Why do you never see these sort of analyses of, say, France with its never ending political scandals and presidential shenanigans? Or of the UN with its nepotism and corruption? Or Dutch euthanasia laws? Or coverage of Iraqi bloggers? Because it is too hard, their is no ready made crowd of cross-wavers at an event to give nice photo-ops for the oh so concerned liberal drips. A proper analysis might lead to uncomfortable answers, not so easy to write off as Christian fundy claptrap. That would be altogether too difficult. That would be hard news.

2 Comments:

  • I son't mean to be overly critical here, but I don't think you've been paying enough attention.
    The reason why Europeans are so interested, critical, hysterical and loving of the USA is because the citizens of the US are us.

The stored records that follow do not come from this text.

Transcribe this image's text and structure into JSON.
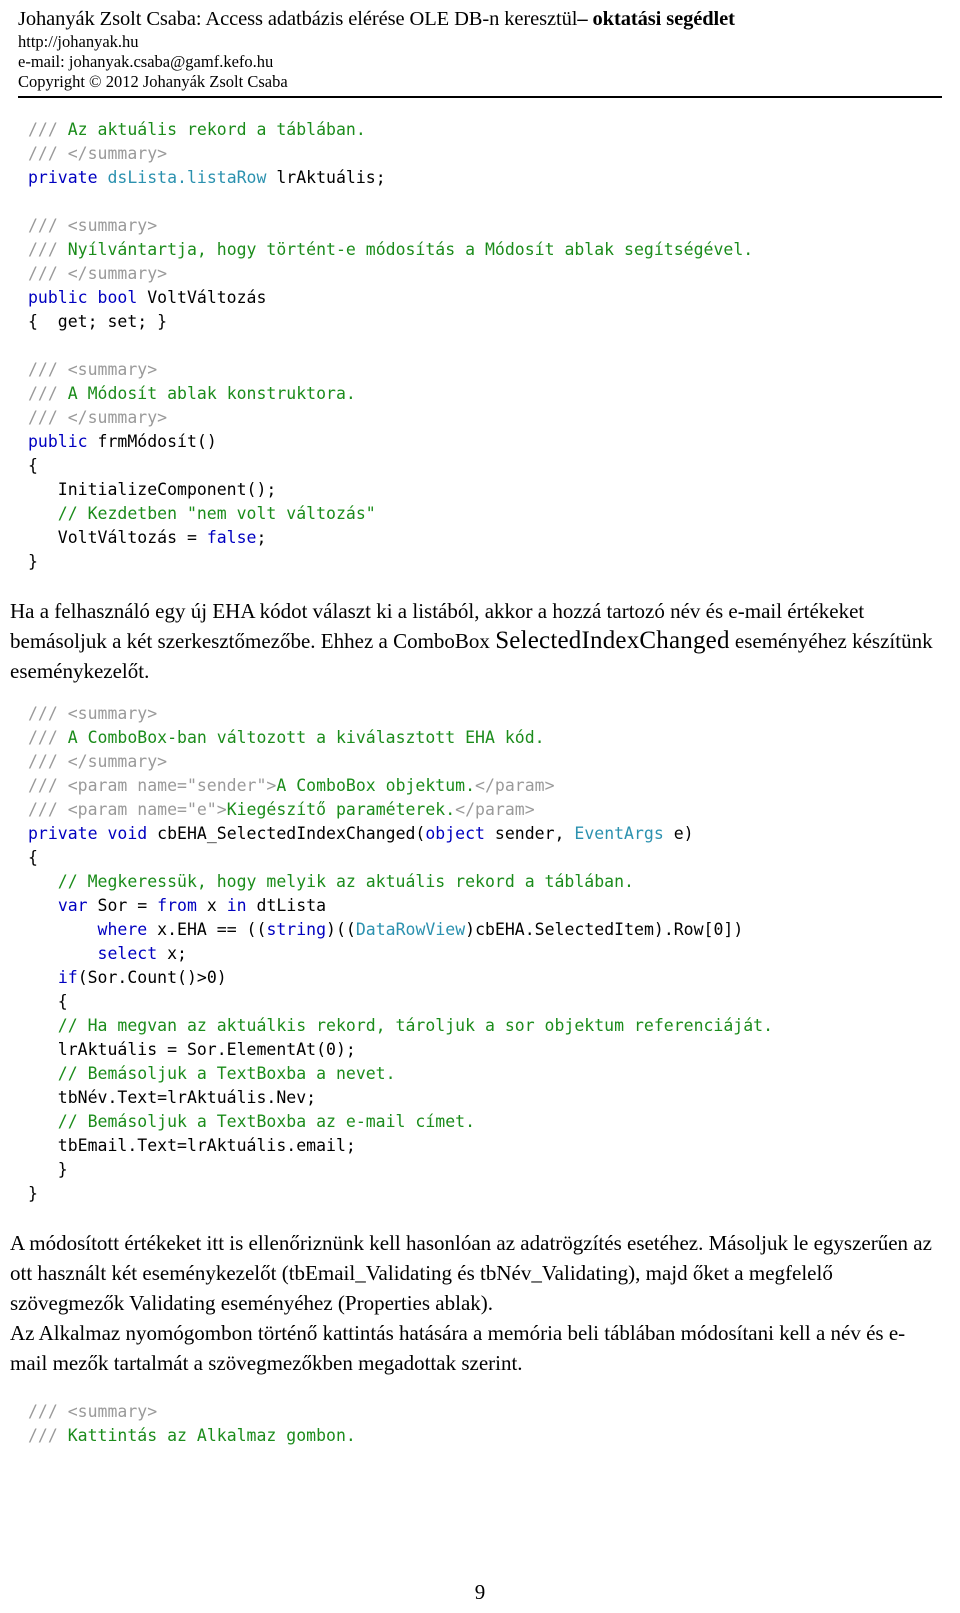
{
  "header": {
    "title_plain": "Johanyák Zsolt Csaba: Access adatbázis elérése OLE DB-n keresztül",
    "title_bold": "– oktatási segédlet",
    "url": "http://johanyak.hu",
    "email": "e-mail: johanyak.csaba@gamf.kefo.hu",
    "copyright": "Copyright © 2012 Johanyák Zsolt Csaba"
  },
  "code_block_1": {
    "lines": [
      [
        {
          "t": "/// ",
          "c": "xd"
        },
        {
          "t": "Az aktuális rekord a táblában.",
          "c": "cm"
        }
      ],
      [
        {
          "t": "/// </summary>",
          "c": "xd"
        }
      ],
      [
        {
          "t": "private ",
          "c": "k"
        },
        {
          "t": "dsLista.listaRow",
          "c": "ty"
        },
        {
          "t": " lrAktuális;",
          "c": "pl"
        }
      ],
      [],
      [
        {
          "t": "/// <summary>",
          "c": "xd"
        }
      ],
      [
        {
          "t": "/// ",
          "c": "xd"
        },
        {
          "t": "Nyílvántartja, hogy történt-e módosítás a Módosít ablak segítségével.",
          "c": "cm"
        }
      ],
      [
        {
          "t": "/// </summary>",
          "c": "xd"
        }
      ],
      [
        {
          "t": "public bool",
          "c": "k"
        },
        {
          "t": " VoltVáltozás",
          "c": "pl"
        }
      ],
      [
        {
          "t": "{  get; set; }",
          "c": "pl"
        }
      ],
      [],
      [
        {
          "t": "/// <summary>",
          "c": "xd"
        }
      ],
      [
        {
          "t": "/// ",
          "c": "xd"
        },
        {
          "t": "A Módosít ablak konstruktora.",
          "c": "cm"
        }
      ],
      [
        {
          "t": "/// </summary>",
          "c": "xd"
        }
      ],
      [
        {
          "t": "public ",
          "c": "k"
        },
        {
          "t": "frmMódosít()",
          "c": "pl"
        }
      ],
      [
        {
          "t": "{",
          "c": "pl"
        }
      ],
      [
        {
          "t": "   InitializeComponent();",
          "c": "pl"
        }
      ],
      [
        {
          "t": "   // Kezdetben \"nem volt változás\"",
          "c": "cm"
        }
      ],
      [
        {
          "t": "   VoltVáltozás = ",
          "c": "pl"
        },
        {
          "t": "false",
          "c": "k"
        },
        {
          "t": ";",
          "c": "pl"
        }
      ],
      [
        {
          "t": "}",
          "c": "pl"
        }
      ]
    ]
  },
  "paragraph_1": {
    "part_a": "Ha a felhasználó egy új EHA kódot választ ki a listából, akkor a hozzá tartozó név és e-mail értékeket bemásoljuk a két szerkesztőmezőbe. Ehhez a ComboBox ",
    "part_big": "SelectedIndexChanged",
    "part_b": " eseményéhez készítünk eseménykezelőt."
  },
  "code_block_2": {
    "lines": [
      [
        {
          "t": "/// <summary>",
          "c": "xd"
        }
      ],
      [
        {
          "t": "/// ",
          "c": "xd"
        },
        {
          "t": "A ComboBox-ban változott a kiválasztott EHA kód.",
          "c": "cm"
        }
      ],
      [
        {
          "t": "/// </summary>",
          "c": "xd"
        }
      ],
      [
        {
          "t": "/// <param name=\"sender\">",
          "c": "xd"
        },
        {
          "t": "A ComboBox objektum.",
          "c": "cm"
        },
        {
          "t": "</param>",
          "c": "xd"
        }
      ],
      [
        {
          "t": "/// <param name=\"e\">",
          "c": "xd"
        },
        {
          "t": "Kiegészítő paraméterek.",
          "c": "cm"
        },
        {
          "t": "</param>",
          "c": "xd"
        }
      ],
      [
        {
          "t": "private void",
          "c": "k"
        },
        {
          "t": " cbEHA_SelectedIndexChanged(",
          "c": "pl"
        },
        {
          "t": "object",
          "c": "k"
        },
        {
          "t": " sender, ",
          "c": "pl"
        },
        {
          "t": "EventArgs",
          "c": "ty"
        },
        {
          "t": " e)",
          "c": "pl"
        }
      ],
      [
        {
          "t": "{",
          "c": "pl"
        }
      ],
      [
        {
          "t": "   // Megkeressük, hogy melyik az aktuális rekord a táblában.",
          "c": "cm"
        }
      ],
      [
        {
          "t": "   ",
          "c": "pl"
        },
        {
          "t": "var",
          "c": "k"
        },
        {
          "t": " Sor = ",
          "c": "pl"
        },
        {
          "t": "from",
          "c": "k"
        },
        {
          "t": " x ",
          "c": "pl"
        },
        {
          "t": "in",
          "c": "k"
        },
        {
          "t": " dtLista",
          "c": "pl"
        }
      ],
      [
        {
          "t": "       ",
          "c": "pl"
        },
        {
          "t": "where",
          "c": "k"
        },
        {
          "t": " x.EHA == ((",
          "c": "pl"
        },
        {
          "t": "string",
          "c": "k"
        },
        {
          "t": ")((",
          "c": "pl"
        },
        {
          "t": "DataRowView",
          "c": "ty"
        },
        {
          "t": ")cbEHA.SelectedItem).Row[0])",
          "c": "pl"
        }
      ],
      [
        {
          "t": "       ",
          "c": "pl"
        },
        {
          "t": "select",
          "c": "k"
        },
        {
          "t": " x;",
          "c": "pl"
        }
      ],
      [
        {
          "t": "   ",
          "c": "pl"
        },
        {
          "t": "if",
          "c": "k"
        },
        {
          "t": "(Sor.Count()>0)",
          "c": "pl"
        }
      ],
      [
        {
          "t": "   {",
          "c": "pl"
        }
      ],
      [
        {
          "t": "   // Ha megvan az aktuálkis rekord, tároljuk a sor objektum referenciáját.",
          "c": "cm"
        }
      ],
      [
        {
          "t": "   lrAktuális = Sor.ElementAt(0);",
          "c": "pl"
        }
      ],
      [
        {
          "t": "   // Bemásoljuk a TextBoxba a nevet.",
          "c": "cm"
        }
      ],
      [
        {
          "t": "   tbNév.Text=lrAktuális.Nev;",
          "c": "pl"
        }
      ],
      [
        {
          "t": "   // Bemásoljuk a TextBoxba az e-mail címet.",
          "c": "cm"
        }
      ],
      [
        {
          "t": "   tbEmail.Text=lrAktuális.email;",
          "c": "pl"
        }
      ],
      [
        {
          "t": "   }",
          "c": "pl"
        }
      ],
      [
        {
          "t": "}",
          "c": "pl"
        }
      ]
    ]
  },
  "paragraph_2": {
    "text": "A módosított értékeket itt is ellenőriznünk kell hasonlóan az adatrögzítés esetéhez. Másoljuk le egyszerűen az ott használt két eseménykezelőt (tbEmail_Validating és tbNév_Validating), majd őket a megfelelő szövegmezők Validating eseményéhez (Properties ablak)."
  },
  "paragraph_3": {
    "text": "Az Alkalmaz nyomógombon történő kattintás hatására a memória beli táblában módosítani kell a név és e-mail mezők tartalmát a szövegmezőkben megadottak szerint."
  },
  "code_block_3": {
    "lines": [
      [
        {
          "t": "/// <summary>",
          "c": "xd"
        }
      ],
      [
        {
          "t": "/// ",
          "c": "xd"
        },
        {
          "t": "Kattintás az Alkalmaz gombon.",
          "c": "cm"
        }
      ]
    ]
  },
  "footer": {
    "page_number": "9"
  },
  "colors": {
    "keyword": "#0000C0",
    "type": "#2B91AF",
    "comment": "#1B8C1B",
    "xmldoc": "#9A9A9A",
    "text": "#000000",
    "background": "#FFFFFF"
  }
}
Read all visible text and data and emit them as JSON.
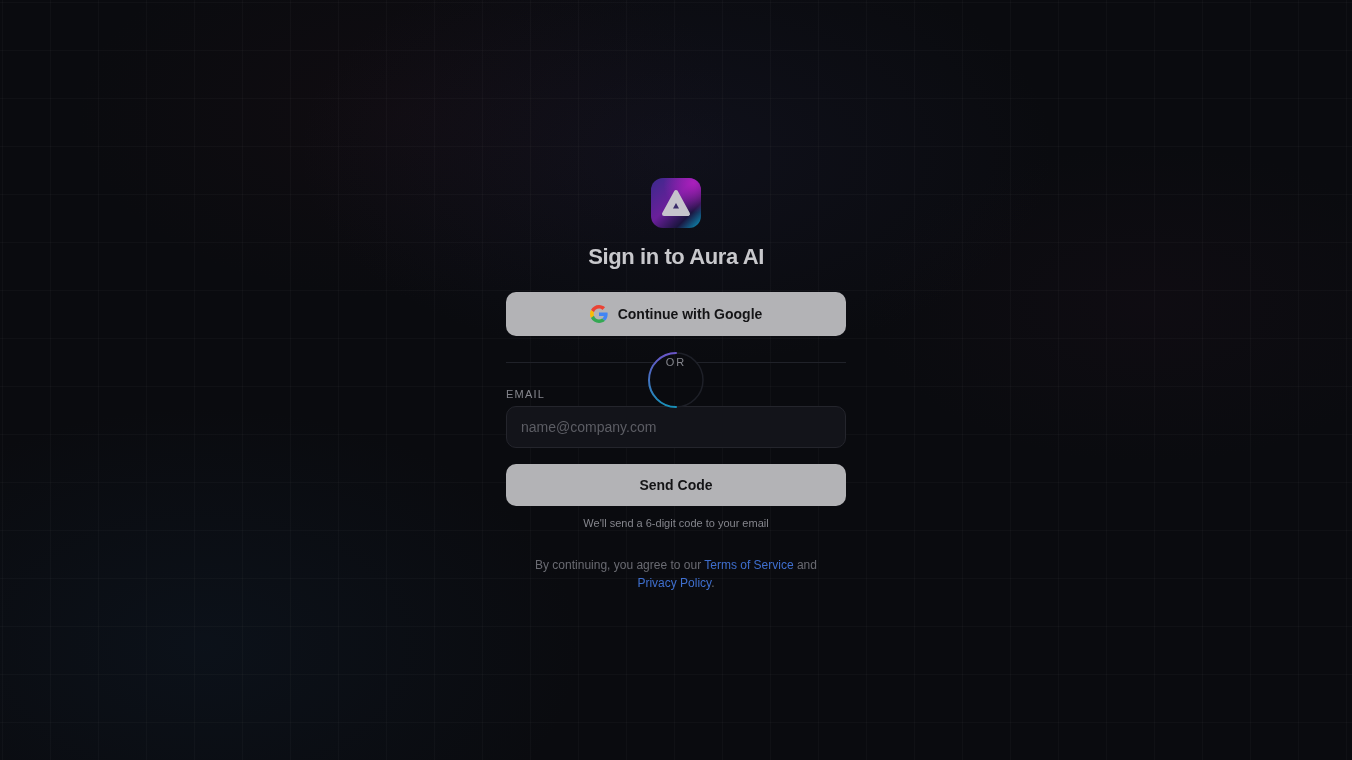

They're Norwegians, Swedes, Dutch, English, German and French (amongst others, of course).
    We love to hate the US, and we love loving it as well, but I think the decline seen in the governing of that great state has saddened most of us.
    I won't ramble here, but if you had looked around, you'd have seen that papers doesn't write articles about France and so on, because there are so many whole BOOKS on those things thatyou wouldn't believe it.
    One example of authors you should look into (want more? Ask.); Inayatullah and Blaney has some fantastic books. Heavy, but very informative.

    Take care.

    By Blogger von Sommerfeldt, at 10:39 am  

  • I wasn't meaning so much those countries, as more countries like NZ where whole topics like the Schiavo case go unnoticed for years until they suddenly pop-up at their end games and suddenly many "commentators" have seemingly detailed opinions on the intricacies of various things like US constitutional law etc but are really just fronts for their continued diatribes against particular politicians, presidents, parties, whatever. Not that the Europeans are much better, I find them to be by and large as wilfully ignorant on topics until it is of political interest to suddenly trot out their standard opinions. As in the Schiavo case, it is really neither here nor there if Bush is for or against pulling the plug on her. It doesn't matter, the opinions would be nearly uniformly against whatever he backed. As in the Q and O articles and elsewhere, rational analysis makes it look a very difficult subject, not just crazy right wing politicians meddling in state affairs. As for the governance of the US, it is hardly any more of a mess than the shambles here in the EU. It's just no one wants to talk about the various buggared up EU governments. Again, it'd be too hard.